With a PUF, it is almost the same. You register the PUF with the system by extracting $R$ and $P$ from $w$. $R$ and $P$ would then be stored in, for example, a database. When the PUF is used again to authenticate, the service would read $w'$, pull $P$ from the database and run the reproduction procedure to get $R'$. It could then pull $R$ from the database and see if $R==R'$. If so, authentication is successful and access is granted.
How you protect $R$ and $P$ from the generation phase is up to you. It also depends on how paranoid you are, how valuable the service is, your threat model, etc. For some, simply storing them in a database that (hopefully) only they have read access to is fine. Others might want to encrypt and sign the values.
It should be noted that $P$ is a public value. It does not need to be kept secret for the system to be secure. As you noted, however, if someone tampers with $P$, they could trick the system into authenticating the wrong party. Equivalently, if I change the hash stored in a database with login credentials, I can now become that user.
Active Attacker Update
Things become tricky when you allow your adversary to modify $P$. AFAIK, there are no guarantees that the attacker cannot modify $P$ in a devistating way (e.g., to publically reveal $R$). And I am not aware of any PUF research to mitigate the problem.

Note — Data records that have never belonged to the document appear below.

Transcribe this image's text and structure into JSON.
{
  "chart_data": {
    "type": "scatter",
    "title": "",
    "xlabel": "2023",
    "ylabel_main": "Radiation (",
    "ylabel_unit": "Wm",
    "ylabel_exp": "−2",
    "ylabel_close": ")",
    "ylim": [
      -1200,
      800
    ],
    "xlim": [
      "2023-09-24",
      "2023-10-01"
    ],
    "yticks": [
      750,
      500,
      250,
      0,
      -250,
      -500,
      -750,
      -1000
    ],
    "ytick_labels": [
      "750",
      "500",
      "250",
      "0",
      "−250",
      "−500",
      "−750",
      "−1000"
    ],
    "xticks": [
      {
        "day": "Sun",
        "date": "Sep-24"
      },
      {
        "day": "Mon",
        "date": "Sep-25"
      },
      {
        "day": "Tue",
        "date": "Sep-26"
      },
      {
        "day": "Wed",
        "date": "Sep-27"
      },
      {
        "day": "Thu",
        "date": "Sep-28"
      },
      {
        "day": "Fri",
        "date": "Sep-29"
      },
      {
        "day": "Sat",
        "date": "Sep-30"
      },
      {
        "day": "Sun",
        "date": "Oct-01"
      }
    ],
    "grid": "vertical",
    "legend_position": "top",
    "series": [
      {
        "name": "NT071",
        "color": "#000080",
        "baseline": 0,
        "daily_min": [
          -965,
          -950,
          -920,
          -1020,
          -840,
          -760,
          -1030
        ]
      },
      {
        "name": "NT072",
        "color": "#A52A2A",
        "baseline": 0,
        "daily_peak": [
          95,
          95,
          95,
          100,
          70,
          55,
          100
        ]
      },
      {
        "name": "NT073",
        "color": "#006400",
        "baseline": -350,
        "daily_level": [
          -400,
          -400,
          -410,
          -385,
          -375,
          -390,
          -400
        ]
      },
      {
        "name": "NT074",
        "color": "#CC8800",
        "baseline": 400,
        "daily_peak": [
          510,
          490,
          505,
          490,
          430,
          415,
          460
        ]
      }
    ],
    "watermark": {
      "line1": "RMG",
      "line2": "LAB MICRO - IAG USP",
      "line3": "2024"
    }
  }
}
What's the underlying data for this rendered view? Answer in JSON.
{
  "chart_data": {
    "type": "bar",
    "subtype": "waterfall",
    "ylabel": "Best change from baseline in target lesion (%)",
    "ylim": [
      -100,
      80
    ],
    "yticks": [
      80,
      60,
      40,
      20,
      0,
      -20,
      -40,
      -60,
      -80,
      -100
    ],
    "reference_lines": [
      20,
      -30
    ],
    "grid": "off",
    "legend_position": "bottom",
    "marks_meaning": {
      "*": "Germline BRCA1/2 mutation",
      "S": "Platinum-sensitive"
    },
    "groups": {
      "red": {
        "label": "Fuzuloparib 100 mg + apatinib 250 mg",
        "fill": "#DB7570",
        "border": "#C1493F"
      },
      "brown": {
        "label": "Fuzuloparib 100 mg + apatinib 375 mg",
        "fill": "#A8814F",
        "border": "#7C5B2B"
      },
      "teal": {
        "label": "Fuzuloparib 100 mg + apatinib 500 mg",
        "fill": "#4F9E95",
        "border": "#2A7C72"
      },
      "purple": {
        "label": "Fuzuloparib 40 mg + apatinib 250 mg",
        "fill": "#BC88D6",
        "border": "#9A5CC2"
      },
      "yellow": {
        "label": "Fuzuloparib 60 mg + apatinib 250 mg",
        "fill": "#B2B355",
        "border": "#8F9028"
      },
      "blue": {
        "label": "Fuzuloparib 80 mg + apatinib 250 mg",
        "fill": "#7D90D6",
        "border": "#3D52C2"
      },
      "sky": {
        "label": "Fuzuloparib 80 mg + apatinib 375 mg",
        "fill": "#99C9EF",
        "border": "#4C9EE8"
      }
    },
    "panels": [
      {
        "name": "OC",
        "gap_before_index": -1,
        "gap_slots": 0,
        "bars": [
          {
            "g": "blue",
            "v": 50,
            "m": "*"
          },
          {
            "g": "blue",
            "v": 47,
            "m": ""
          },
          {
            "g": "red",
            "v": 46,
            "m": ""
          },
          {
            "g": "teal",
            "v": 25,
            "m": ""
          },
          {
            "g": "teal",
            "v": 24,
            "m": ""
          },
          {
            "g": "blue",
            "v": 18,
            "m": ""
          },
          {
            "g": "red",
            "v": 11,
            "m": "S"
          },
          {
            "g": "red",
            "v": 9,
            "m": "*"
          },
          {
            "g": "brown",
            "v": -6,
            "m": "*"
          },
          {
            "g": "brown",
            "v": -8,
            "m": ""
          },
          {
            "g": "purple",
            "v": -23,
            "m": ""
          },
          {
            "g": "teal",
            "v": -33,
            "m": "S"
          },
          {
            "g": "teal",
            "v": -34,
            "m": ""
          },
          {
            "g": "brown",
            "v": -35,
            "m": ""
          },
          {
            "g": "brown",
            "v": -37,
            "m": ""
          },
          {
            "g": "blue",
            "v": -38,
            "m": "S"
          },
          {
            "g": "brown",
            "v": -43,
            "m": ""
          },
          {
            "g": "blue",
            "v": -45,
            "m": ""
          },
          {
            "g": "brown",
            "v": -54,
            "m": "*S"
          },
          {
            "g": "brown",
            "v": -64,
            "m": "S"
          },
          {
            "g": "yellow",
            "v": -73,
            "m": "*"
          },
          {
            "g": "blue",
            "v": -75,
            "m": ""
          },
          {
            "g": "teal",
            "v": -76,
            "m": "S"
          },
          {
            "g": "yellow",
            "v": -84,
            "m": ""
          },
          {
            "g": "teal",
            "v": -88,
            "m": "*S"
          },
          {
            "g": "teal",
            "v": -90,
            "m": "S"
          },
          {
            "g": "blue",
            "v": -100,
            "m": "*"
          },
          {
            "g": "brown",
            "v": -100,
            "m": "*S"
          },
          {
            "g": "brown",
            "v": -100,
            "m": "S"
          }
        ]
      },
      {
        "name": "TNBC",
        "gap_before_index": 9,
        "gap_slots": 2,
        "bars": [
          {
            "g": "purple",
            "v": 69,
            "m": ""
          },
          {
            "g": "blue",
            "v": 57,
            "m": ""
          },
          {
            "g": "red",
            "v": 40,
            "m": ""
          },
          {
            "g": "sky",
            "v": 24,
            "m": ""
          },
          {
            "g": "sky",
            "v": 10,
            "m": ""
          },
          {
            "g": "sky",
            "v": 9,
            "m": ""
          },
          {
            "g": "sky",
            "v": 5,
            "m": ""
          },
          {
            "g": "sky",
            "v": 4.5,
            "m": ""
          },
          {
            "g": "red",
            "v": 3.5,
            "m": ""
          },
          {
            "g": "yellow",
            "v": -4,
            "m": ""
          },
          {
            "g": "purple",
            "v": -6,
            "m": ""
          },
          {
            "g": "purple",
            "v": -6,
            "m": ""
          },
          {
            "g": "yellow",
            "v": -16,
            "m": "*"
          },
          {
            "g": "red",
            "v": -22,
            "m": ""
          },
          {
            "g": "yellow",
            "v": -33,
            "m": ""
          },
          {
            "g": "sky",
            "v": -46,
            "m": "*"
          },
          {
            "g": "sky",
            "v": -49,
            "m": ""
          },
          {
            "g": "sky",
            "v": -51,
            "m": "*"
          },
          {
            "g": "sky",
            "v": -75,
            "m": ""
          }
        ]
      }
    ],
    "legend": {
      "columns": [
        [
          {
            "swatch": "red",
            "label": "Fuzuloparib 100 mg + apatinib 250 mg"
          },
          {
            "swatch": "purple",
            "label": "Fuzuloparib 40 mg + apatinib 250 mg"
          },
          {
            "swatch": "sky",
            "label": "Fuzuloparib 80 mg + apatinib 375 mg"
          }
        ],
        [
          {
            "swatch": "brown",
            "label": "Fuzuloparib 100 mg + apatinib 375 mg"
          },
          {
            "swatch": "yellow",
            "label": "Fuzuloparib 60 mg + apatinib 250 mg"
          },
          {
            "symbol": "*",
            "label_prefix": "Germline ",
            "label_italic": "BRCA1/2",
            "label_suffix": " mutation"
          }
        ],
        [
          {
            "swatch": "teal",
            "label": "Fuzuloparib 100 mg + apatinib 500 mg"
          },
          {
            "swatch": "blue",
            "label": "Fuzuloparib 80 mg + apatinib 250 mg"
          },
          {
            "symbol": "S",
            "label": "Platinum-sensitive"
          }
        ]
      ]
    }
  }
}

Fortunately PUFs and biometrics are very similar.
- Both are a noisy source
- Both require fuzzy extraction to be used to handle the noise
Given that, hopefully the following will at least help to solve the problem.
In "Robust and Reusable Fuzzy Extractors" by Boyen in the book "Security with Noisy Data", Boyen tackles a similar problem. From the chapter:
Unfortunately, ordinary fuzzy extractors do not address the issue of an active adversary that can modify $P$ maliciously, either on the storage server or while in transit to the user.
I don't fully understand the details of the work yet, so I don't feel it wise to try and describe the algorithms and protocols.
NOTE: It looks like much of that chapter was taken from a paper by Boyen and some of his colleagues titled "Secure Remote Authentication using Biometric Data". I have not read the paper to confirm that all the detail you might be looking for is there, however.